In September 2020, Laing O'Rourke was announced as the preferred proponent for the construction of the Ellenbrook railway line.

The station and the rest of the line were officially opened on Sunday, 8 December 2024 by Prime Minister Anthony Albanese, Premier Roger Cook and Transport Minister Rita Saffioti, with community events held at each of the five new stations.

==Station design==
Noranda railway station is just north of Benara Road in the Tonkin Highway median, similar to many stations along the Yanchep and Mandurah lines. Passengers access the station either by a walkway to the Benara Road bridge or a walkway across Tonkin Highway to the carpark. The carpark is located east of Tonkin Highway and can be accessed via Benara Road. It has 400 car bays and a drop off zone. Two bus stands are located on Benara Road, serving route 350 between Mirrabooka bus station and Caversham. A pedestrian underpass under Benara Road allows pedestrians to safely and easily access the station and bus stop. Other facilities at the station include passenger toilets and a kiosk.

==Services==
=== Train services ===
Noranda is served by Transperth Trains operating along the Ellenbrook line to Perth and Ellenbrook railway stations. A journey to Perth station takes 18 minutes.
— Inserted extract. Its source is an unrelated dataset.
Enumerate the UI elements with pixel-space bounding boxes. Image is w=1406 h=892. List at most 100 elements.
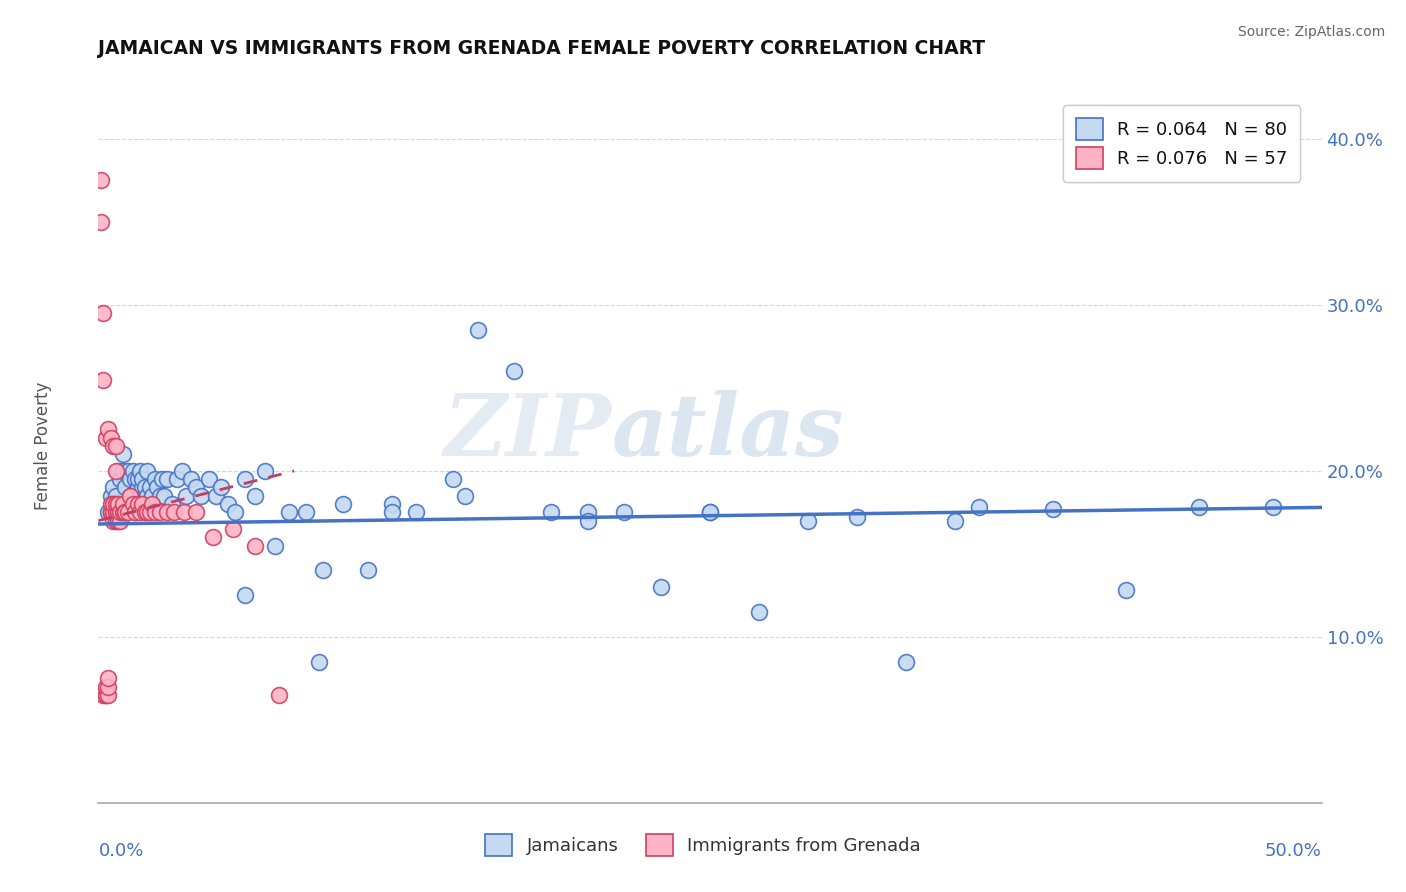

Noranda station is in fare zone 2. Noranda station is projected to have 1,810 passenger boardings per day in 2031.

====Platforms====

Noranda platform arrangement
| Stop ID | Platform | Line | Service Pattern | Destination | Via | Notes |
| 99751 | 1 | Ellenbrook line | All stations | Perth |  |  |
| 99752 | 2 | Ellenbrook line | All stations | Ellenbrook |  |  |

=== Bus routes ===
Unlike other stations on the Ellenbrook line branch, Noranda station does not feature a bus station interchange. The nearest bus stops are located along Benara Road are serviced by route 350 to Caversham or Mirrabooka bus station as well as 903 train replacement bus services to Ellenbrook or Perth.